Most algo trading is going to use Bloomberg or Reuters data, since they are very "clean" datasources that tend to be more focused on finance sectors, and not a ton of hollywood gossip. Generally they are tagged with the actual stocks in the articles, so you would have to be doing it on purpose.


Sorry, I mean an algorithm based, for example, on the number of clicks on Berkshire Hathaway articles on a financial site being influenced by Anne H. fans clicking on the wrong search result.


I get your point, but doesn't that seem a tad contrived?


Most, yes, but since everyone is doing this, to stay ahead, you have to do something else if you want to do better than them. Hence mining the "regular" internet instead.


>It could be a bad algorithm

if it picks correlation enough to generate good profit it may be good enough for its purpose.

After all, how do we know how things are really connected, correlation and causality wise? ie. "The Sirens of Titan".


However, it only takes one trader with a naive NLP approach to make "Ann Hathaway" news legitimate Berkshire Hathaway news. i.e., one dumbass with a big enough bankroll buying on Ann Hathaway news makes Ann Hathaway news relevant to the market.

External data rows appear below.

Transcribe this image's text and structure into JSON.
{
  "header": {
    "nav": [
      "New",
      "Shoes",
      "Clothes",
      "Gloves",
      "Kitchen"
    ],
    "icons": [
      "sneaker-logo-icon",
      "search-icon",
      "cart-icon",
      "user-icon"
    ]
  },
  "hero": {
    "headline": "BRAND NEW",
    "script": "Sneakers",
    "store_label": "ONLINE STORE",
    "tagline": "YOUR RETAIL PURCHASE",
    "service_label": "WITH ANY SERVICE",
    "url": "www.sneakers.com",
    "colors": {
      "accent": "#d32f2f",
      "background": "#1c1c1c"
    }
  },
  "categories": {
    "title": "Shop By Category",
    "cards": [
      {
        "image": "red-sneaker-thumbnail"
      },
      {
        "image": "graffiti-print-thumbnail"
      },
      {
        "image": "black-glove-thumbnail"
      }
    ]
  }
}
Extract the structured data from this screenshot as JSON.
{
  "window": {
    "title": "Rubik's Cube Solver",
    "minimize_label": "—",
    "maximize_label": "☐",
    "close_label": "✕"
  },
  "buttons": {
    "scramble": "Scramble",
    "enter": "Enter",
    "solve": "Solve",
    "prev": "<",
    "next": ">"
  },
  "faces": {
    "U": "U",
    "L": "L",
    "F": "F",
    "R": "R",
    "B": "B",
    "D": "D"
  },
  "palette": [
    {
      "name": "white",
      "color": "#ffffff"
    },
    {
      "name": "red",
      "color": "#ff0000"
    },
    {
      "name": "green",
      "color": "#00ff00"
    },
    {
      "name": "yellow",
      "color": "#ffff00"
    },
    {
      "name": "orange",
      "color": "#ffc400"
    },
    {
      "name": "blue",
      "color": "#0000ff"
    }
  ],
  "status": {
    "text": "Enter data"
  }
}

I'm not ruling out malice, but wouldn't you say that naivete would be a fairly unlikely reason for this at a place with a big enough bankroll? I've met some hedge fund types and they may be many things, but they're not idiots.

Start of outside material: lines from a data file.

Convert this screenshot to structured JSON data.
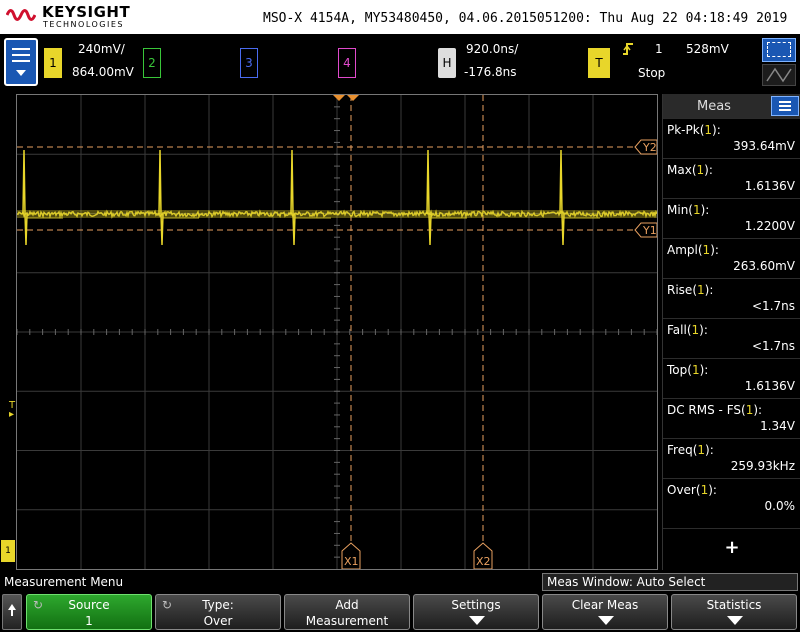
{
  "header": {
    "brand": "KEYSIGHT",
    "brand_sub": "TECHNOLOGIES",
    "instrument": "MSO-X 4154A, MY53480450, 04.06.2015051200: Thu Aug 22 04:18:49 2019"
  },
  "channels": {
    "ch1": {
      "label": "1",
      "scale": "240mV/",
      "offset": "864.00mV"
    },
    "ch2": {
      "label": "2"
    },
    "ch3": {
      "label": "3"
    },
    "ch4": {
      "label": "4"
    }
  },
  "horizontal": {
    "label": "H",
    "timebase": "920.0ns/",
    "delay": "-176.8ns"
  },
  "trigger": {
    "label": "T",
    "source": "1",
    "level": "528mV",
    "status": "Stop"
  },
  "markers": {
    "y1": "Y1",
    "y2": "Y2",
    "x1": "X1",
    "x2": "X2",
    "trig_marker": "T",
    "ground_marker": "1"
  },
  "measurements_panel": {
    "title": "Meas",
    "items": [
      {
        "name": "Pk-Pk",
        "ch": "1",
        "value": "393.64mV"
      },
      {
        "name": "Max",
        "ch": "1",
        "value": "1.6136V"
      },
      {
        "name": "Min",
        "ch": "1",
        "value": "1.2200V"
      },
      {
        "name": "Ampl",
        "ch": "1",
        "value": "263.60mV"
      },
      {
        "name": "Rise",
        "ch": "1",
        "value": "<1.7ns"
      },
      {
        "name": "Fall",
        "ch": "1",
        "value": "<1.7ns"
      },
      {
        "name": "Top",
        "ch": "1",
        "value": "1.6136V"
      },
      {
        "name": "DC RMS - FS",
        "ch": "1",
        "value": "1.34V"
      },
      {
        "name": "Freq",
        "ch": "1",
        "value": "259.93kHz"
      },
      {
        "name": "Over",
        "ch": "1",
        "value": "0.0%"
      }
    ],
    "add_symbol": "+"
  },
  "menu": {
    "name": "Measurement Menu",
    "meas_window": "Meas Window: Auto Select",
    "softkeys": [
      {
        "l1": "Source",
        "l2": "1"
      },
      {
        "l1": "Type:",
        "l2": "Over"
      },
      {
        "l1": "Add",
        "l2": "Measurement"
      },
      {
        "l1": "Settings"
      },
      {
        "l1": "Clear Meas"
      },
      {
        "l1": "Statistics"
      }
    ]
  },
  "colors": {
    "ch1": "#e8d62a",
    "ch2": "#39c639",
    "ch3": "#4a6bf0",
    "ch4": "#e04acb",
    "cursor": "#e8a060",
    "active_key": "#2ea82e",
    "menu_blue": "#1a57b3"
  },
  "icons": {
    "menu": "hamburger-icon",
    "trigger_edge": "rising-edge-icon",
    "back": "up-arrow-icon",
    "cycle": "cycle-arrow-icon",
    "down": "down-arrow-icon"
  }
}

Have you met all of them? It only takes one.


Maybe someone out there is using a bag-of-words model. And failing.


The headline case seems highly unlikely, but there is a fund in London that trades on Twitter sentiment, an idea which sounds like something out of a Bruce Sterling satire. You can always sell shovels to traders and the media, though - hire a few PhDs and a graphic designer and crank out some infographics and popular attention is assured. Emphasize risk and caution regularly and sooner or later events will prove you to be a genius, at which point you can do an IPO.


BRK has a market cap of over 200 billion. To make price move significantly, there would need to be pretty big trades, no? If huge trades are made on the basis of random names mentioned online, that could explain a lot of our troubles with capital allocation...

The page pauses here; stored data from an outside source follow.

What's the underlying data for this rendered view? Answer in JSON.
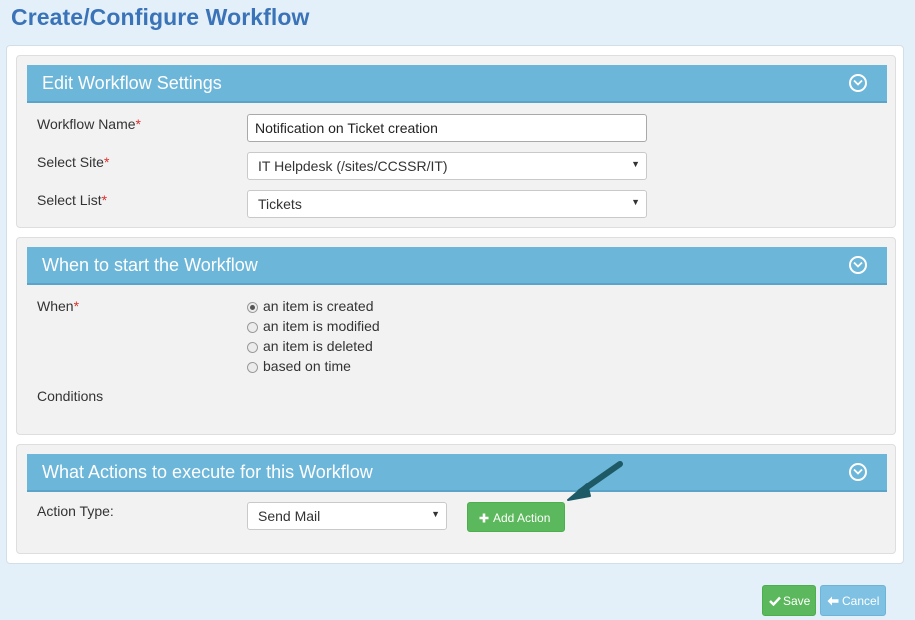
{
  "page": {
    "title": "Create/Configure Workflow"
  },
  "settings_panel": {
    "title": "Edit Workflow Settings",
    "workflow_name": {
      "label": "Workflow Name",
      "value": "Notification on Ticket creation"
    },
    "site": {
      "label": "Select Site",
      "value": "IT Helpdesk (/sites/CCSSR/IT)"
    },
    "list": {
      "label": "Select List",
      "value": "Tickets"
    },
    "required_marker": "*"
  },
  "start_panel": {
    "title": "When to start the Workflow",
    "when_label": "When",
    "options": [
      {
        "label": "an item is created",
        "checked": true
      },
      {
        "label": "an item is modified",
        "checked": false
      },
      {
        "label": "an item is deleted",
        "checked": false
      },
      {
        "label": "based on time",
        "checked": false
      }
    ],
    "conditions_label": "Conditions"
  },
  "actions_panel": {
    "title": "What Actions to execute for this Workflow",
    "action_type_label": "Action Type:",
    "action_type_value": "Send Mail",
    "add_action_label": "Add Action"
  },
  "footer": {
    "save_label": "Save",
    "cancel_label": "Cancel"
  },
  "colors": {
    "title_blue": "#3a73b8",
    "header_blue": "#6cb6da",
    "green_button": "#5cb85c",
    "cancel_button": "#7ec1e3",
    "required_red": "#d9302c",
    "annotation_arrow": "#1e5a66"
  },
  "icons": {
    "collapse": "chevron-circle-down-icon",
    "add": "plus-icon",
    "save": "check-icon",
    "cancel": "arrow-left-icon",
    "dropdown": "caret-down-icon"
  }
}
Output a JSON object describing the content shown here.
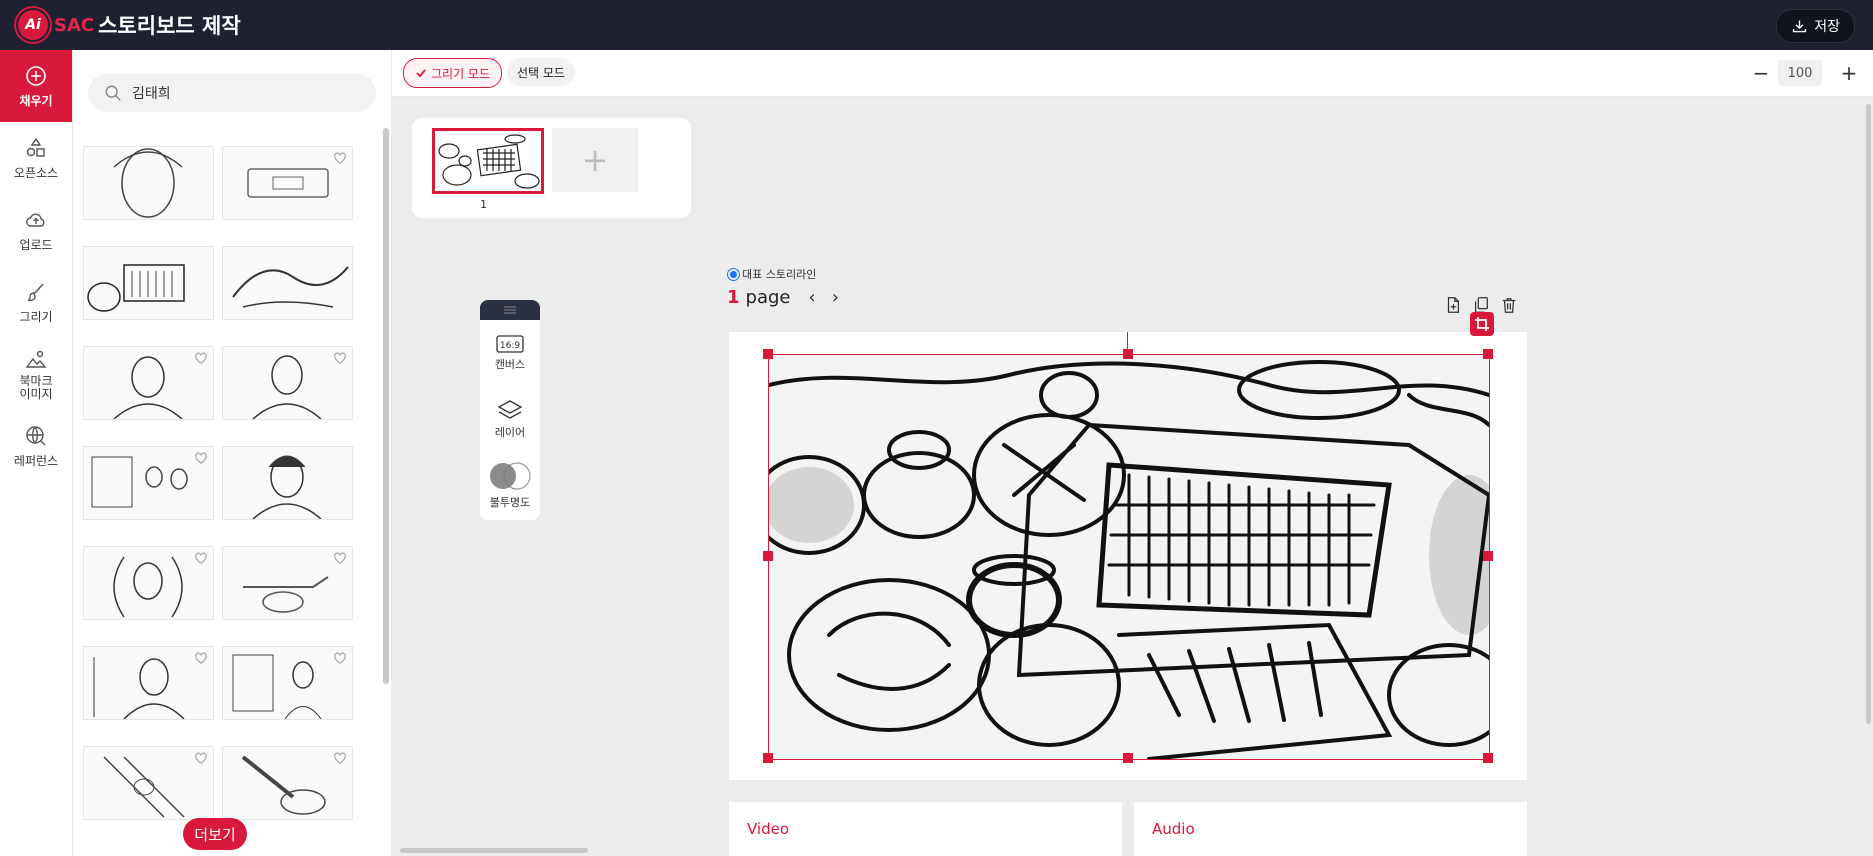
{
  "header": {
    "logo_text": "Ai",
    "brand": "SAC",
    "title": "스토리보드 제작",
    "save_label": "저장"
  },
  "nav": {
    "items": [
      {
        "label": "채우기",
        "icon": "plus-circle-icon",
        "active": true
      },
      {
        "label": "오픈소스",
        "icon": "shapes-icon"
      },
      {
        "label": "업로드",
        "icon": "cloud-upload-icon"
      },
      {
        "label": "그리기",
        "icon": "brush-icon"
      },
      {
        "label": "북마크\n이미지",
        "icon": "bookmark-image-icon"
      },
      {
        "label": "레퍼런스",
        "icon": "globe-search-icon"
      }
    ]
  },
  "panel": {
    "search": {
      "value": "김태희",
      "placeholder": ""
    },
    "more_label": "더보기"
  },
  "toolbar": {
    "draw_mode": "그리기 모드",
    "select_mode": "선택 모드",
    "zoom": "100",
    "zoom_minus": "−",
    "zoom_plus": "+"
  },
  "pages": {
    "items": [
      "1"
    ],
    "add_symbol": "+"
  },
  "tools": {
    "canvas_ratio": "16:9",
    "canvas": "캔버스",
    "layer": "레이어",
    "opacity": "불투명도"
  },
  "editor": {
    "representative": "대표 스토리라인",
    "page_number": "1",
    "page_word": "page",
    "prev": "‹",
    "next": "›"
  },
  "cards": {
    "video": "Video",
    "audio": "Audio"
  },
  "colors": {
    "accent": "#d8193c",
    "topbar": "#1e2230"
  }
}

One word: leverage. In other words, tiny movements in that much stock can big effects.


It seems to me that if one algorithm did this, other algorithms would start to notice a correlation between Anne Hathaway news and BRK stock, so they would also want to buy when there is Anne Hathaway news. Something like this could easily "infect" large portions of NLP that way if there is insufficient damping in the system.


Anne Hathaway in the news == no news of importance.

News of importance == bad news == shares in general go down.

...but really, if you have a good theory, don't jawbone on it; open a brokerage account and make your fortune.


These are pretty dumb traders if this article is true. Bigrams are not hard, and who the hell refers to Berkshire Hathaway as just "Hathaway".

More likely explanation: there're spurious correlations wherever you look, and The Atlantic just happened to run across one.



http://www.theregister.co.uk/2008/09/10/ua_bankruptcy_farce/ Suggests that this sort of automated text mining happens. Of course, it is from The Register...


File this one under "stupid data mining tricks."


Oops, I always thought Anne Hathaway's father's name was Berkshire Hathaway


Coincidence strikes again. Someone should convince journalists that correlation is not causation; not even when some other random fact happens to suggest a connection to our overly enthusiastic pattern-seeking minds.